Las secuencias de montaje, casi lo mejor de la película, se vacían de semántica hasta dejar sólo la violencia por la violencia. Pues los skins, como los punks, son fenómenos relacionados con la política, pero sólo asintóticamente, en la asíntota que nos lleva al apocalipsis. La película me ha cogido leyendo a Carl Amery ("Auschwitz, ¿comienza el siglo XXI? Hitler como precursor", que le recomiendo a Aarón encarecidamente -sobre todo en su segunda parte- si es que no lo ha leído ya), quien prevé un nuevo y definitivo auge del nazismo cuando los recursos naturales alcancen sus verdaderos precios.
El apocalipsis.

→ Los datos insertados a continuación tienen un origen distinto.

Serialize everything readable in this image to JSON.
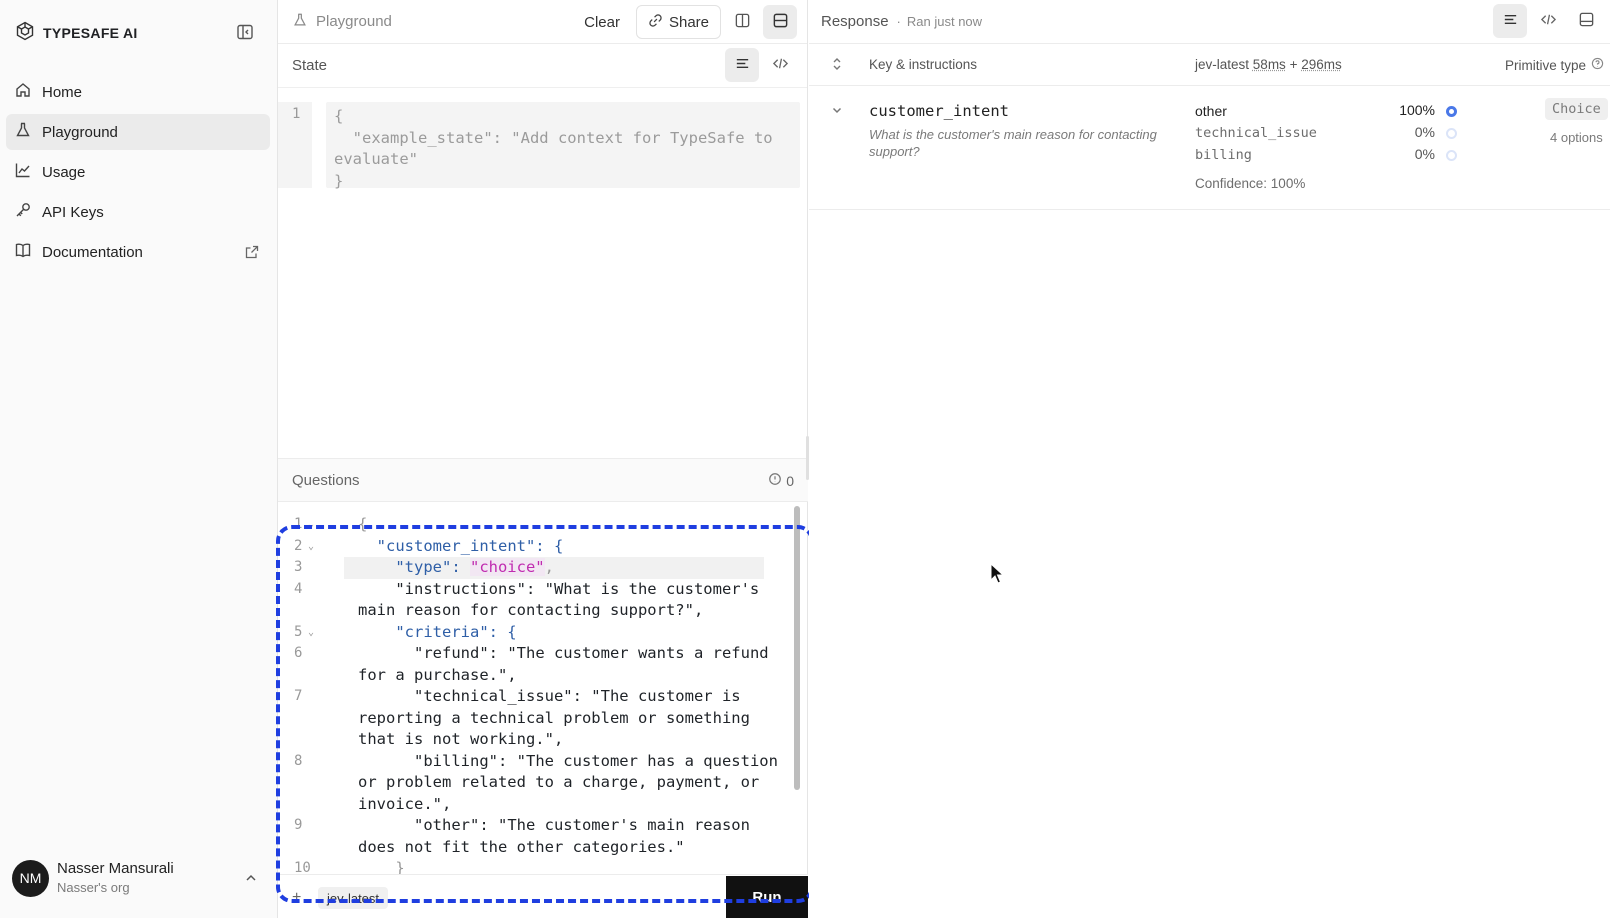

Eso es lo que exportan derecha e izquierda hoy. Y eso se ve muy bien en la película, los dos extremos, skins y red skins, casi tocándose. La gran verdad, el árbol de la derecha unido al de la izquierda por el vomitivo arco de la pérgola.
En definitiva, This is England esconde tras una expresión de tontos una cinta bien hecha, con las tramas y subtramas de rigor, con traumas freudianos y las consabidas heridas del pasado, sí, pero también con escenas de introspección sociológica que poseen en su interior los tres golpes: un pequeño planteamiento, un pequeño nudo y un pequeño e inesperado desenlace. En la banda sonora el ska me ha gustado mucho más, contra la opinión de Aarón, que las previsibles baladas de Einaudi.
Pero al final salía uno de la sala un poco harto de tanto infantilismo de tribu urbana, que no le parecía lo suficientemente denunciado. Hasta que alguien le recuerda a uno que el protagonista tiene sólo doce años, que el director le ha dejado eternamente en los doce años. No se acordaba.